The IRENA 2016 research paper makes the following statement about PV panel market and waste projection, “Since the mid-2000s, the US PV market has been growing rapidly, and cumulative installed capacity reached over 25 GW by the end of 2015 (IRENA, 2016b). With 7.2 GW new PV capacity installed in 2015 alone, the US presents today the fourth largest PV market in the world after China, Germany and Japan (IRENA 2016 and IEA-PVPS, 2015). Large-scale PV deployment in the US has only occurred in the past ten years. Thus cumulative end-of-life PV waste volumes in the US are expected to remain low at the end of 2016 at 6,500-24,000 t. In 2030 cumulative waste is projected to rise to between 170,000 and 1 million t and then possibly increase seven-fold to 7.5-10 million t in 2050.”

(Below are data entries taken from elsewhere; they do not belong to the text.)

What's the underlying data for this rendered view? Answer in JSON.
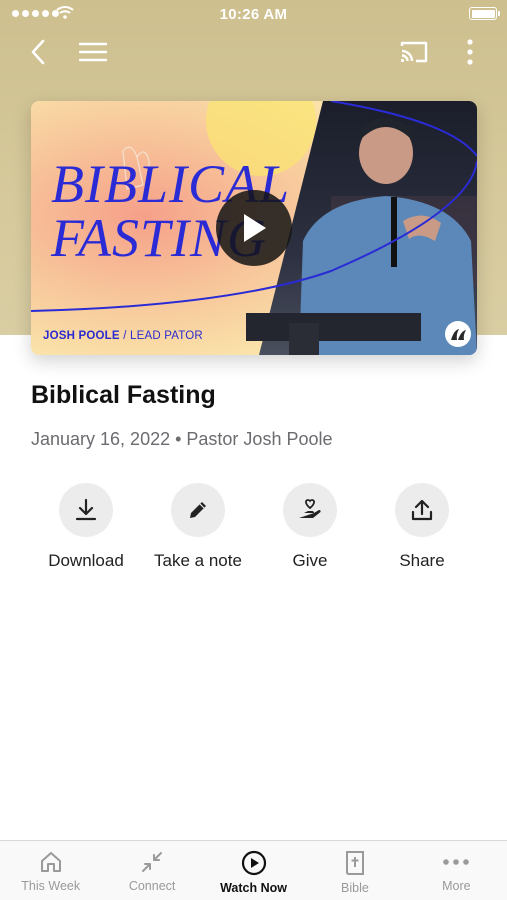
{
  "status_bar": {
    "time": "10:26 AM"
  },
  "video": {
    "thumbnail_title": "BIBLICAL\nFASTING",
    "speaker": "JOSH POOLE",
    "separator": "/",
    "role": "LEAD PATOR"
  },
  "sermon": {
    "title": "Biblical Fasting",
    "meta": "January 16, 2022 • Pastor Josh Poole"
  },
  "actions": [
    {
      "label": "Download",
      "icon": "download-icon"
    },
    {
      "label": "Take a note",
      "icon": "pencil-icon"
    },
    {
      "label": "Give",
      "icon": "give-icon"
    },
    {
      "label": "Share",
      "icon": "share-icon"
    }
  ],
  "tabs": [
    {
      "label": "This Week",
      "icon": "home-icon"
    },
    {
      "label": "Connect",
      "icon": "connect-icon"
    },
    {
      "label": "Watch Now",
      "icon": "play-circle-icon",
      "active": true
    },
    {
      "label": "Bible",
      "icon": "bible-icon"
    },
    {
      "label": "More",
      "icon": "more-dots-icon"
    }
  ],
  "colors": {
    "accent": "#2b2bd6",
    "hero_bg": "#cdbf8e",
    "tab_active": "#111111",
    "tab_inactive": "#9a9a9a"
  }
}
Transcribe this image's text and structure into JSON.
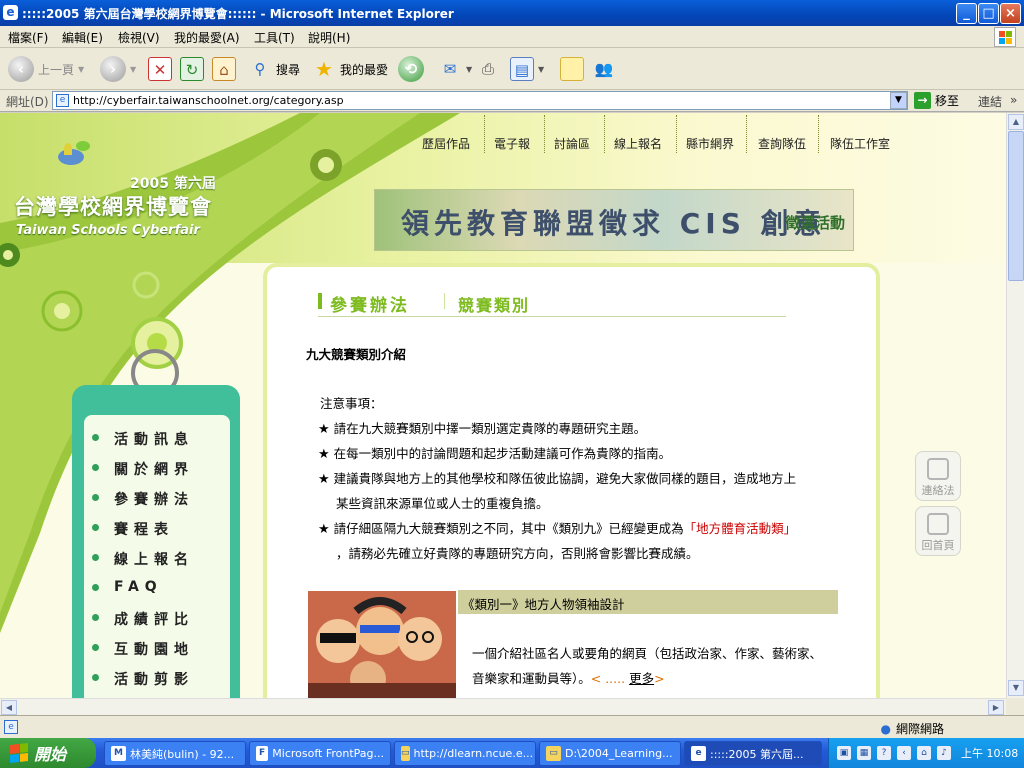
{
  "window": {
    "title": ":::::2005 第六屆台灣學校網界博覽會:::::: - Microsoft Internet Explorer",
    "minimize": "_",
    "maximize": "□",
    "close": "×"
  },
  "menu": [
    "檔案(F)",
    "編輯(E)",
    "檢視(V)",
    "我的最愛(A)",
    "工具(T)",
    "說明(H)"
  ],
  "toolbar": {
    "back": "上一頁",
    "search": "搜尋",
    "favorites": "我的最愛"
  },
  "address": {
    "label": "網址(D)",
    "url": "http://cyberfair.taiwanschoolnet.org/category.asp",
    "go": "移至",
    "links": "連結"
  },
  "page": {
    "logo": {
      "edition": "2005 第六屆",
      "title": "台灣學校網界博覽會",
      "english": "Taiwan Schools Cyberfair"
    },
    "topnav": [
      "歷屆作品",
      "電子報",
      "討論區",
      "線上報名",
      "縣市網界",
      "查詢隊伍",
      "隊伍工作室"
    ],
    "banner": {
      "text": "領先教育聯盟徵求 CIS 創意",
      "sub": "徵選活動"
    },
    "sidenav": [
      "活動訊息",
      "關於網界",
      "參賽辦法",
      "賽程表",
      "線上報名",
      "FAQ",
      "成績評比",
      "互動園地",
      "活動剪影"
    ],
    "breadcrumb": {
      "section": "參賽辦法",
      "sub": "競賽類別"
    },
    "heading": "九大競賽類別介紹",
    "notice_title": "注意事項：",
    "notices": [
      "請在九大競賽類別中擇一類別選定貴隊的專題研究主題。",
      "在每一類別中的討論問題和起步活動建議可作為貴隊的指南。",
      "建議貴隊與地方上的其他學校和隊伍彼此協調，避免大家做同樣的題目，造成地方上",
      "某些資訊來源單位或人士的重複負擔。",
      "請仔細區隔九大競賽類別之不同，其中《類別九》已經變更成為",
      "「地方體育活動類」",
      "，請務必先確立好貴隊的專題研究方向，否則將會影響比賽成績。"
    ],
    "category1": {
      "title": "《類別一》地方人物領袖設計",
      "desc1": "一個介紹社區名人或要角的網頁（包括政治家、作家、藝術家、",
      "desc2": "音樂家和運動員等）。",
      "more_prefix": "< .....",
      "more": "更多",
      "more_suffix": ">"
    },
    "float": {
      "contact": "連絡法",
      "home": "回首頁"
    }
  },
  "status": {
    "zone": "網際網路"
  },
  "taskbar": {
    "start": "開始",
    "tasks": [
      "林美純(bulin) - 92...",
      "Microsoft FrontPag...",
      "http://dlearn.ncue.e...",
      "D:\\2004_Learning...",
      ":::::2005 第六屆..."
    ],
    "clock": "上午 10:08"
  },
  "colors": {
    "accent_green": "#7dbb1f",
    "teal_panel": "#40bf9a",
    "highlight_red": "#cc0000",
    "link_orange": "#e07000"
  }
}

However, it is a good thing that someone is thinking about it and if I were a businessman – I’d be thinking about setting up the infrastructure now – today. This one of those long term investment things that’ll take time to turn a profit but when it does – boom! Funny, I hear people say “I wish I got into solar back when…”. Once we hit that threshold, people are going to be saying the same thing about recycling solar materials.
A 2016 research study breaks things down rather nicely on an international scale and you can see the US is still in its infancy regarding this process. Not necessarily because we’re behind, well OK – yes it is. I will not digress into a ran about our oil addiction – stay on target – stay on target.
Recycling solar panels will become a requirement assuming we make the transition to solar energy large scale in the US. Looking at the trend, this time around it might just maintain momentum regardless of how cheap oil is. I hope for my future-self sake, it does persist.
As with many things in the US, regulations can be a real pain to deal with. Politicians and mega-corps always find a way to make money off of the stuff that should be considered a necessity (like utilities). Right now there are little to no regulations about this end of life management process for photovoltaics, this means the public needs to remain watchful and savvy.